Brightness & Contrast
To read about our monitor tests in depth, please check out Display Testing Explained: How We Test Monitors and TVs.Brightness and Contrast testing is covered on page two.
Uncalibrated – Maximum Backlight Level
We could only find one touchscreen monitor in our database that is still available for sale: NEC’s E232WMT. The remaining screens are non-touch, business-class monitors, all with IPS panels. We have NEC’s EA245WMi, BenQ’s PD2700Q, Nixeus’ PRO Vue 27P, and Asus’ MG24UQ. That last one is a gaming monitor, we realize, but it is also a very competent 24” Ultra HD display that can perform a wide variety of tasks.
The P2418HT isn’t super bright, but it does provide enough output to get the job done. Its nearest competitor from NEC only offers an additional 30 nits, so it’s safe to say that the touch layer is a factor in overall luminance. Dell’s previous example, the P2714T, could only manage 271cd/m2. We recommend using any touchscreen in an indoor environment with no more than moderate overhead lighting. Tilting the panel upwards will catch reflections and wash out the picture.
The black level takes first place here at an impressive .2193cd/m2. That returns a contrast ratio of 1138.2:1, which makes it one of the better IPS displays we’ve reviewed. High contrast is a must for user interfaces that require you to discern small icons and buttons on the screen while still being able to read text clearly. Dell is using a quality panel here.
Uncalibrated – Minimum Backlight Level
It’s hard to imagine an environment where you'd want only 37 nits output from any monitor, much less a touchscreen. Even 50cd/m2 is pretty dim unless the room is completely dark. Nevertheless, our test shows consistent black levels and contrast throughout the entire luminance range in another nod to quality. We suspect that for most applications, users will have the backlight at or near its maximum.
After Calibration to 200cd/m2
That extra dynamic range comes in handy when pursuing the P2418HT’s maximum accuracy because we lost a little from our RGB and contrast slider adjustments. Now we’re down to 1000.5:1, but that’s still more than enough to keep the display in second place and well above its nearest competition, the E232WMT. Our adjustments were something of a compromise for ultimate color fidelity because we skewed gamma tracking a bit in the process.
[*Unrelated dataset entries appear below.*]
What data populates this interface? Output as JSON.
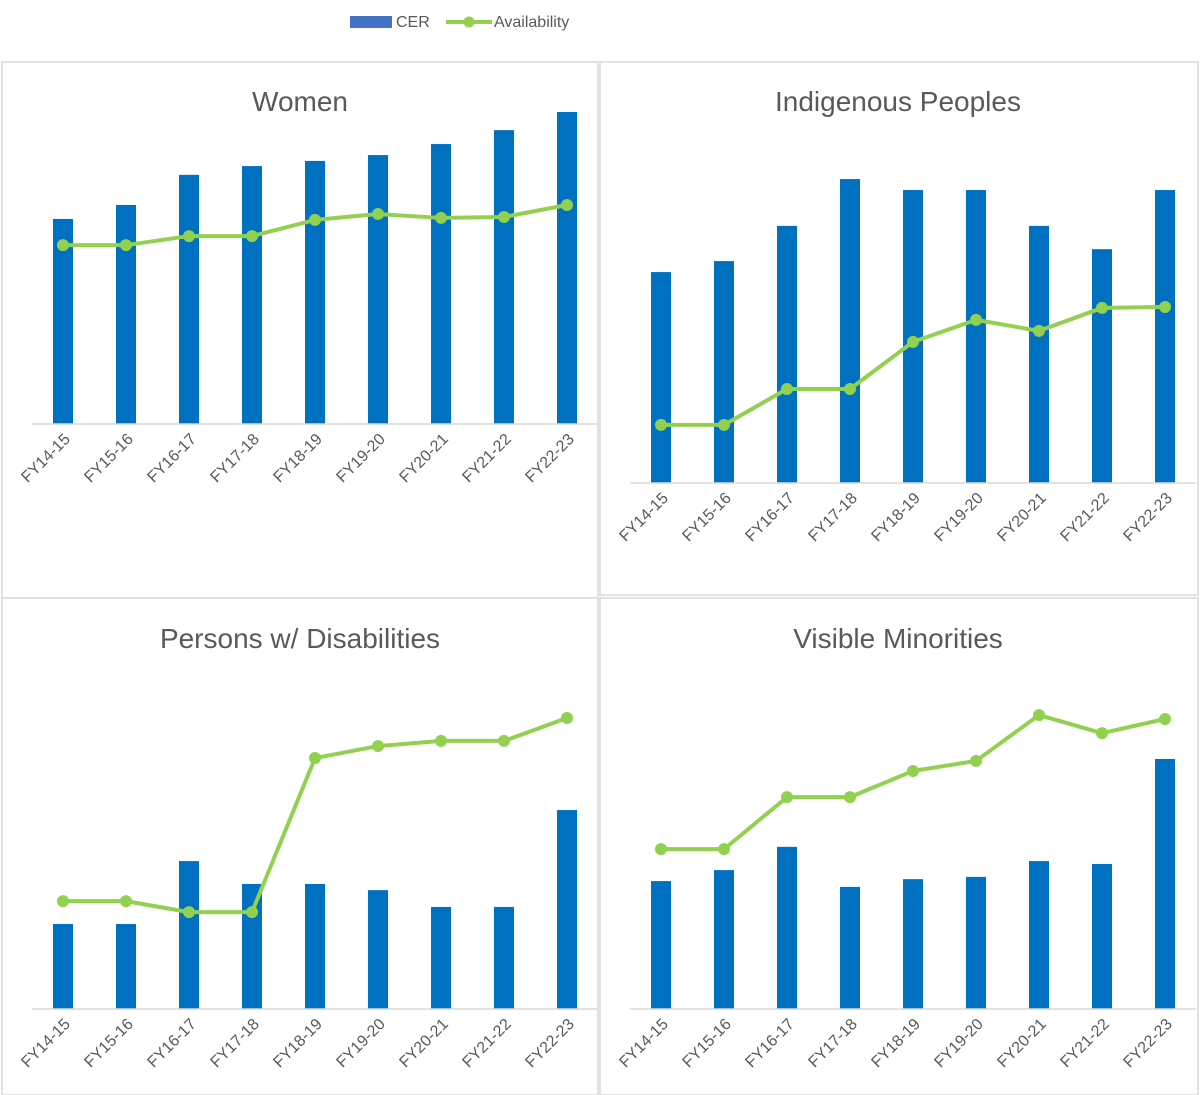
{
  "legend": {
    "items": [
      {
        "label": "CER",
        "kind": "bar",
        "color": "#4472C4"
      },
      {
        "label": "Availability",
        "kind": "line-marker",
        "color": "#92D050"
      }
    ],
    "placement": "top-center"
  },
  "colors": {
    "bar": "#0070C0",
    "line": "#92D050",
    "title": "#595959",
    "tick": "#595959",
    "axis": "#D9D9D9"
  },
  "chart_data": [
    {
      "type": "bar+line",
      "title": "Women",
      "categories": [
        "FY14-15",
        "FY15-16",
        "FY16-17",
        "FY17-18",
        "FY18-19",
        "FY19-20",
        "FY20-21",
        "FY21-22",
        "FY22-23"
      ],
      "series": [
        {
          "name": "CER",
          "type": "bar",
          "values": [
            63.3,
            67.6,
            76.9,
            79.6,
            81.2,
            83.0,
            86.4,
            90.7,
            96.3
          ]
        },
        {
          "name": "Availability",
          "type": "line",
          "values": [
            55.2,
            55.2,
            58.0,
            58.0,
            63.0,
            64.8,
            63.6,
            63.9,
            67.6
          ]
        }
      ],
      "y_axis": "hidden (relative scale)",
      "ylim": [
        0,
        100
      ],
      "grid": false
    },
    {
      "type": "bar+line",
      "title": "Indigenous Peoples",
      "categories": [
        "FY14-15",
        "FY15-16",
        "FY16-17",
        "FY17-18",
        "FY18-19",
        "FY19-20",
        "FY20-21",
        "FY21-22",
        "FY22-23"
      ],
      "series": [
        {
          "name": "CER",
          "type": "bar",
          "values": [
            65.3,
            68.7,
            79.6,
            94.1,
            90.7,
            90.7,
            79.6,
            72.4,
            90.7
          ]
        },
        {
          "name": "Availability",
          "type": "line",
          "values": [
            18.0,
            18.0,
            29.1,
            29.1,
            43.7,
            50.5,
            47.1,
            54.2,
            54.5
          ]
        }
      ],
      "y_axis": "hidden (relative scale)",
      "ylim": [
        0,
        100
      ],
      "grid": false
    },
    {
      "type": "bar+line",
      "title": "Persons w/ Disabilities",
      "categories": [
        "FY14-15",
        "FY15-16",
        "FY16-17",
        "FY17-18",
        "FY18-19",
        "FY19-20",
        "FY20-21",
        "FY21-22",
        "FY22-23"
      ],
      "series": [
        {
          "name": "CER",
          "type": "bar",
          "values": [
            26.3,
            26.3,
            45.8,
            38.7,
            38.7,
            36.8,
            31.6,
            31.6,
            61.6
          ]
        },
        {
          "name": "Availability",
          "type": "line",
          "values": [
            33.4,
            33.4,
            30.0,
            30.0,
            77.7,
            81.4,
            83.0,
            83.0,
            90.1
          ]
        }
      ],
      "y_axis": "hidden (relative scale)",
      "ylim": [
        0,
        100
      ],
      "grid": false
    },
    {
      "type": "bar+line",
      "title": "Visible Minorities",
      "categories": [
        "FY14-15",
        "FY15-16",
        "FY16-17",
        "FY17-18",
        "FY18-19",
        "FY19-20",
        "FY20-21",
        "FY21-22",
        "FY22-23"
      ],
      "series": [
        {
          "name": "CER",
          "type": "bar",
          "values": [
            39.6,
            43.0,
            50.2,
            37.8,
            40.2,
            40.9,
            45.8,
            44.9,
            77.4
          ]
        },
        {
          "name": "Availability",
          "type": "line",
          "values": [
            49.5,
            49.5,
            65.6,
            65.6,
            73.7,
            76.8,
            91.0,
            85.4,
            89.8
          ]
        }
      ],
      "y_axis": "hidden (relative scale)",
      "ylim": [
        0,
        100
      ],
      "grid": false
    }
  ]
}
If you just adjust the RGB controls and leave contrast set to 75%, you’ll be closer to 1100:1. We’ll show you more detail in our gamma tests on the next page.
ANSI Contrast Ratio
Our sample suffered from hotspots along its bottom edge. That lowered ANSI contrast to 880.5:1. That’s still a respectable number but represents a 12% drop. We suspect other examples would measure better. You’ll also see the effect in our black field uniformity result on page five. It may sound like we’re complaining, but the P2418HT is still a quality monitor. Among all IPS monitors, it ranks well above average in our contrast tests. Picture quality is dynamic with good depth and detail.